Going Global With Internet Marketing

Global Internet marketing -- and the electronic commerce associated with it -- is predicted to escalate dramatically in the next several years. The possibilities are ever-so pleasing. Yet some barriers are all-too real. The good news is, they're surmountable.

The Internet truly flattens the world… a fact that brings opportunity to U.S. marketers with an international component to their businesses or a desire to do business globally.

Even if you want to make use of email alone, global marketing becomes an inexpensive reality. But the primary place for business to be done on the Internet is, of course, the World Wide Web.

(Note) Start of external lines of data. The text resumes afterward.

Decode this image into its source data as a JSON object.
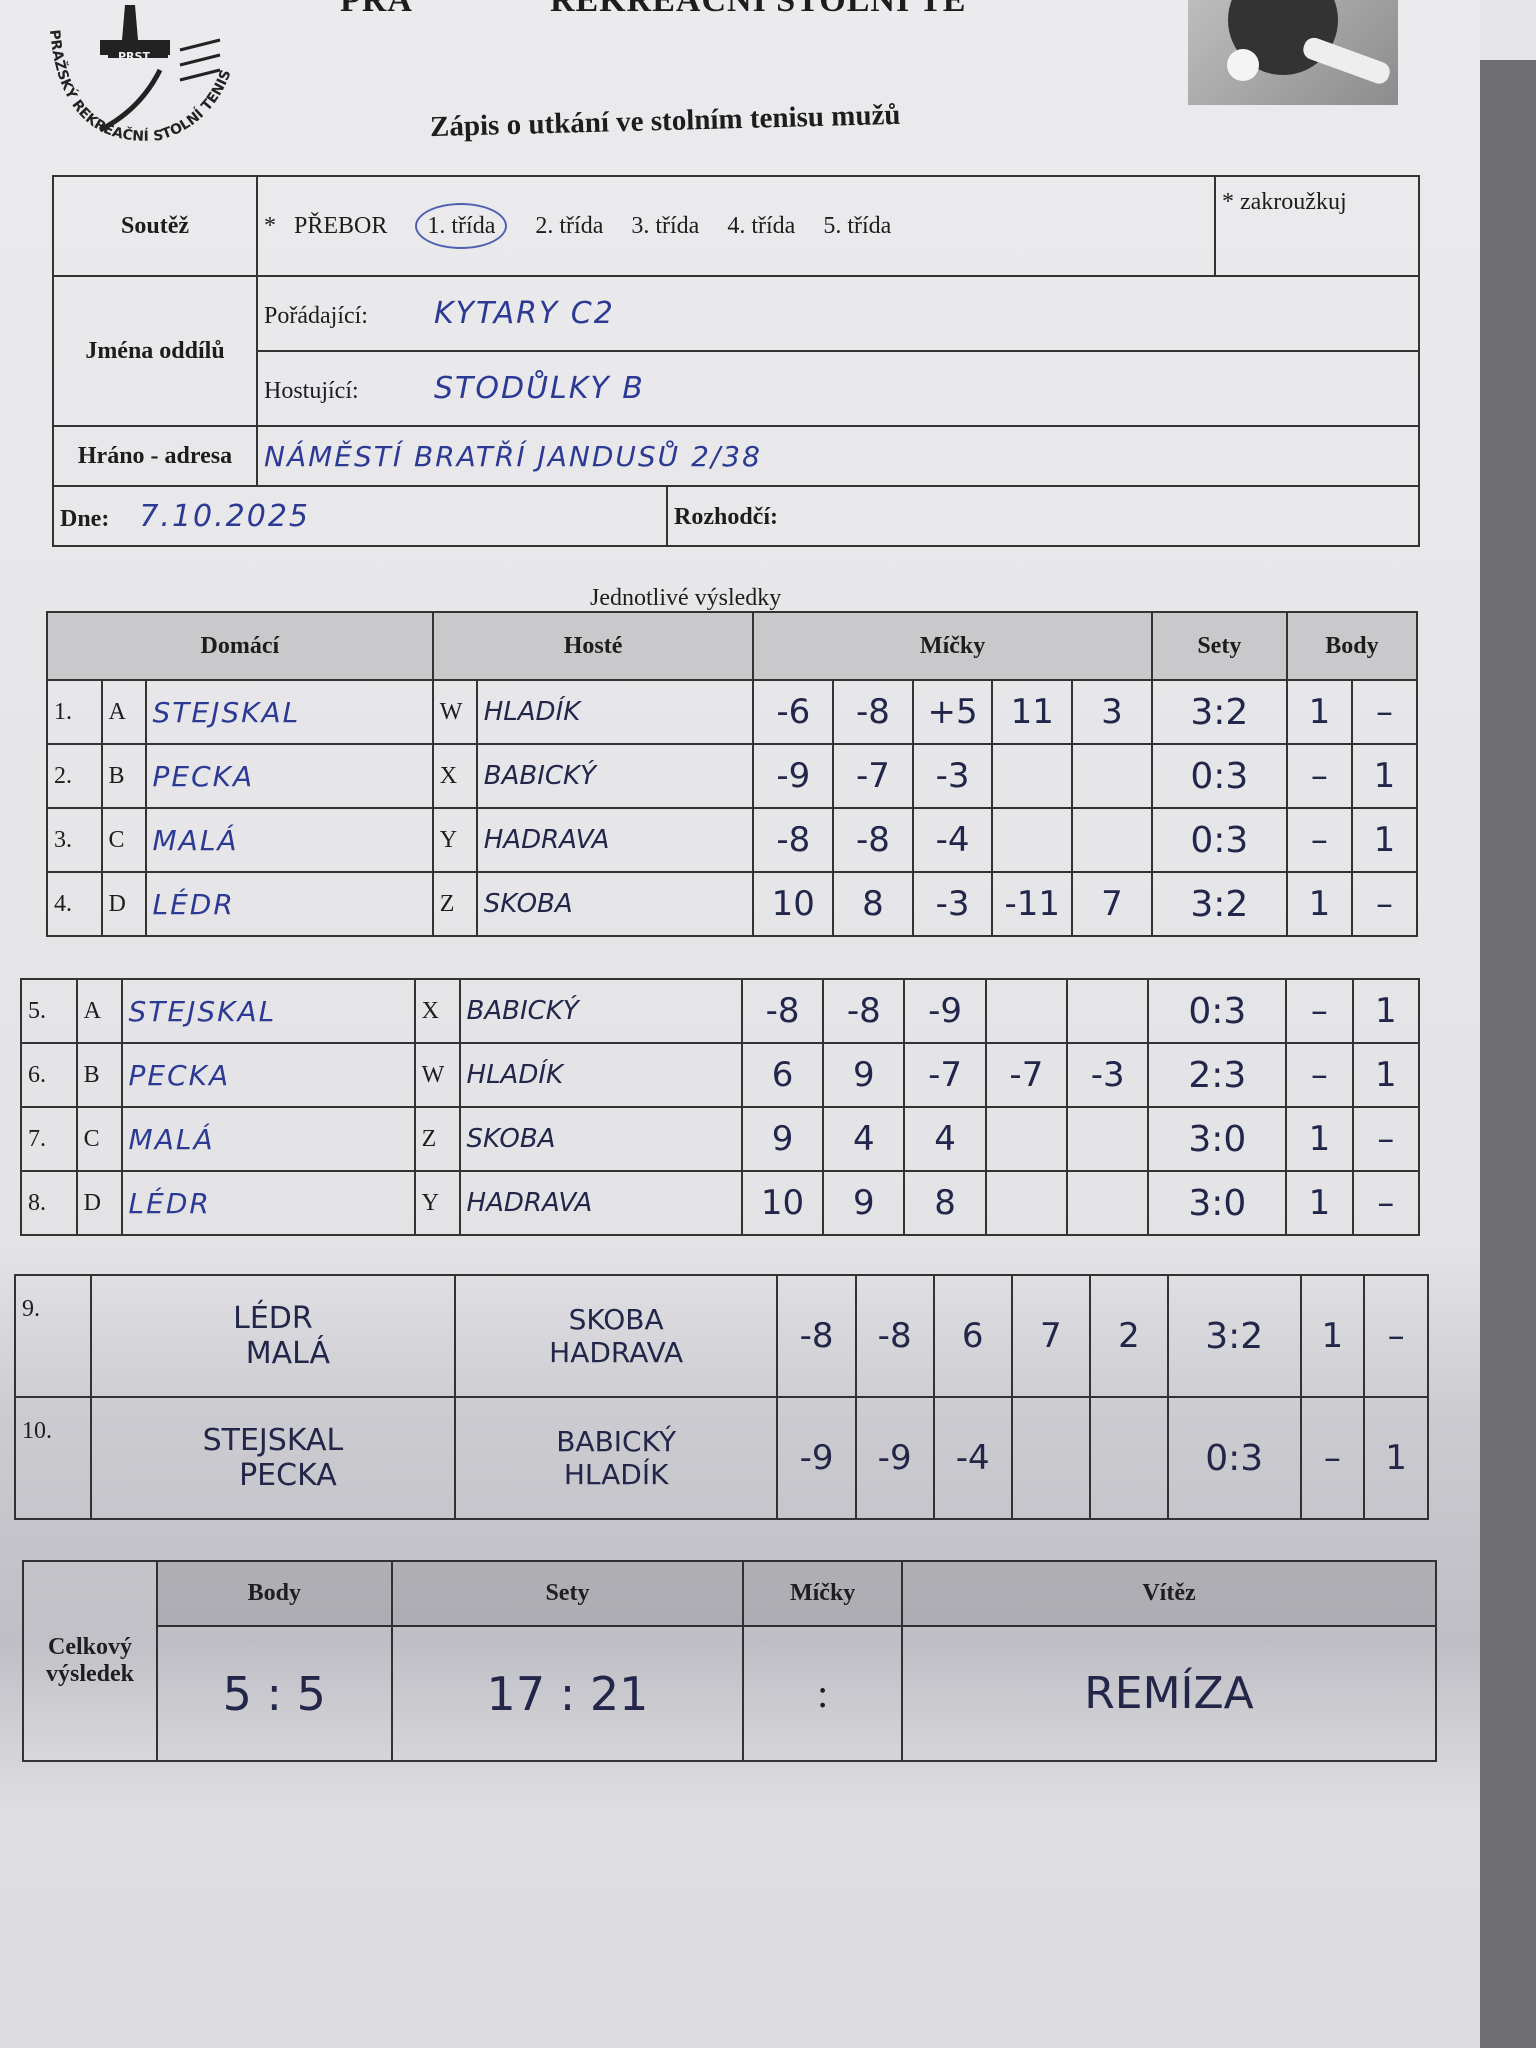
{
  "header": {
    "heading_left": "PRA",
    "heading_right": "REKREAČNÍ STOLNÍ TE",
    "logo_text": "PRAŽSKÝ REKREAČNÍ STOLNÍ TENIS",
    "logo_abbr": "PRST",
    "title": "Zápis o utkání ve stolním tenisu mužů"
  },
  "info": {
    "competition_label": "Soutěž",
    "star": "*",
    "classes": [
      "PŘEBOR",
      "1. třída",
      "2. třída",
      "3. třída",
      "4. třída",
      "5. třída"
    ],
    "circled_class": "1. třída",
    "circle_note": "* zakroužkuj",
    "teams_label": "Jména oddílů",
    "host_label": "Pořádající:",
    "host_value": "KYTARY C2",
    "guest_label": "Hostující:",
    "guest_value": "STODŮLKY B",
    "address_label": "Hráno - adresa",
    "address_value": "NÁMĚSTÍ BRATŘÍ JANDUSŮ 2/38",
    "date_label": "Dne:",
    "date_value": "7.10.2025",
    "referee_label": "Rozhodčí:",
    "referee_value": ""
  },
  "results": {
    "caption": "Jednotlivé výsledky",
    "headers": {
      "home": "Domácí",
      "guests": "Hosté",
      "balls": "Míčky",
      "sets": "Sety",
      "points": "Body"
    },
    "singles": [
      {
        "no": "1.",
        "hl": "A",
        "home": "STEJSKAL",
        "gl": "W",
        "guest": "HLADÍK",
        "balls": [
          "-6",
          "-8",
          "+5",
          "11",
          "3"
        ],
        "sets": "3:2",
        "p": [
          "1",
          "–"
        ]
      },
      {
        "no": "2.",
        "hl": "B",
        "home": "PECKA",
        "gl": "X",
        "guest": "BABICKÝ",
        "balls": [
          "-9",
          "-7",
          "-3",
          "",
          ""
        ],
        "sets": "0:3",
        "p": [
          "–",
          "1"
        ]
      },
      {
        "no": "3.",
        "hl": "C",
        "home": "MALÁ",
        "gl": "Y",
        "guest": "HADRAVA",
        "balls": [
          "-8",
          "-8",
          "-4",
          "",
          ""
        ],
        "sets": "0:3",
        "p": [
          "–",
          "1"
        ]
      },
      {
        "no": "4.",
        "hl": "D",
        "home": "LÉDR",
        "gl": "Z",
        "guest": "SKOBA",
        "balls": [
          "10",
          "8",
          "-3",
          "-11",
          "7"
        ],
        "sets": "3:2",
        "p": [
          "1",
          "–"
        ]
      },
      {
        "no": "5.",
        "hl": "A",
        "home": "STEJSKAL",
        "gl": "X",
        "guest": "BABICKÝ",
        "balls": [
          "-8",
          "-8",
          "-9",
          "",
          ""
        ],
        "sets": "0:3",
        "p": [
          "–",
          "1"
        ]
      },
      {
        "no": "6.",
        "hl": "B",
        "home": "PECKA",
        "gl": "W",
        "guest": "HLADÍK",
        "balls": [
          "6",
          "9",
          "-7",
          "-7",
          "-3"
        ],
        "sets": "2:3",
        "p": [
          "–",
          "1"
        ]
      },
      {
        "no": "7.",
        "hl": "C",
        "home": "MALÁ",
        "gl": "Z",
        "guest": "SKOBA",
        "balls": [
          "9",
          "4",
          "4",
          "",
          ""
        ],
        "sets": "3:0",
        "p": [
          "1",
          "–"
        ]
      },
      {
        "no": "8.",
        "hl": "D",
        "home": "LÉDR",
        "gl": "Y",
        "guest": "HADRAVA",
        "balls": [
          "10",
          "9",
          "8",
          "",
          ""
        ],
        "sets": "3:0",
        "p": [
          "1",
          "–"
        ]
      }
    ],
    "doubles": [
      {
        "no": "9.",
        "home": [
          "LÉDR",
          "MALÁ"
        ],
        "guest": [
          "SKOBA",
          "HADRAVA"
        ],
        "balls": [
          "-8",
          "-8",
          "6",
          "7",
          "2"
        ],
        "sets": "3:2",
        "p": [
          "1",
          "–"
        ]
      },
      {
        "no": "10.",
        "home": [
          "STEJSKAL",
          "PECKA"
        ],
        "guest": [
          "BABICKÝ",
          "HLADÍK"
        ],
        "balls": [
          "-9",
          "-9",
          "-4",
          "",
          ""
        ],
        "sets": "0:3",
        "p": [
          "–",
          "1"
        ]
      }
    ]
  },
  "summary": {
    "label": "Celkový výsledek",
    "headers": {
      "points": "Body",
      "sets": "Sety",
      "balls": "Míčky",
      "winner": "Vítěz"
    },
    "points": "5 : 5",
    "sets": "17 : 21",
    "balls": ":",
    "winner": "REMÍZA"
  },
  "colors": {
    "ink": "#2c3a94",
    "paper": "#e6e6e8"
  }
}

Surf the Web, and you quickly realize that you can very easily happen upon non-U.S. sites. (They are typically identified by a country abbreviation at the end of the URL, such as “.uk” for the United Kingdom.) It is no more complicated to get to a U.S. site from outside this country. All of it is quite transparent and instantaneous.

That is an extremely compelling reason why global Internet marketing — and the e-commerce associated with it — is predicted to escalate so dramatically in the next several years.

Marketers with global goals are now establishing mirror sites and multiple-language versions of their Web sites. Internet translation tools are available that make this easier to do. It is only a matter of time until those marketers use their Web sites to accept and fulfill orders online from customers worldwide.

Here are a few of the possibilities:

  • Expanding markets and territories. Marketing no longer has to artificially stop at a country’s borders. An Internet marketing program can make a global initiative not only possible but also practical. A company’s Web site can be mirrored in several languages, and it can address country-specific issues. An intranet can be established to provide low-cost, instant communications with every sales office, sales representative, distributor, and retailer worldwide. An extranet can be used to admit partners, suppliers, and customers into select portions of the intranet. The Web site can be promoted inexpensively throughout the world with links on other Web pages and in email newsletters. Simple, inexpensive mailings can be executed in each target country to drive prospects to the corporate Web site.
  • Developing global marketing partnerships. Internet marketing makes joint ventures attractive and easy to implement. A marketer can join together with one or more partners whose products or services complement the marketer’s products or services. Then members of this consortium can pool their resources. They can execute cooperative email campaigns by sharing each other’s lists or form a collaborative Web site that features their solution set. They can also use their own extranets to speed communication with sales and marketing personnel from all participating companies throughout the world.
  • Providing worldwide customer service. In an era that emphasizes customer service, a marketer can now use the Internet as the foundation for 24-hours-a-day, 365-days-a-year customer support. The way a company services its business customers differentiates it from its competitors. The Internet can facilitate online customer service centers and provide customer-only information, service, support, and, in the case of software and information, live product. With the advent of Internet telephony, companies will be able to interconnect the Internet and voice response; customer service will take on a new level of quality.

It should be pointed out, however, that despite all the apparent benefits of global Internet marketing, marketers cannot take other countries and their populations for granted. The European countries are a good example. Europeans live on a single continent, have open borders, trade freely, and are moving to a unified European currency. Yet each country retains its distinct personality and its own language. And, in the case of marketing, individuals in each country will likely react differently to promotions.

Other barriers to Internet-related marketing activities will come up. For example, Europeans are generally less likely than Americans to share personal profile information. Stringent privacy regulations covering all of Europe, effective October 2001, will make it illegal to solicit via email without the express permission of the consumer. Accordingly, you cannot assume that an Internet marketing program that works successfully in the United States will automatically succeed globally.

If you are going to make a serious effort to market in Europe or anywhere else in the world, you would do well to learn about the likes and dislikes of the business and consumer populations in each target country as well as understand local languages and regulations.

Going global with Internet marketing makes a lot of sense… as long as you use good sense when you engage in it.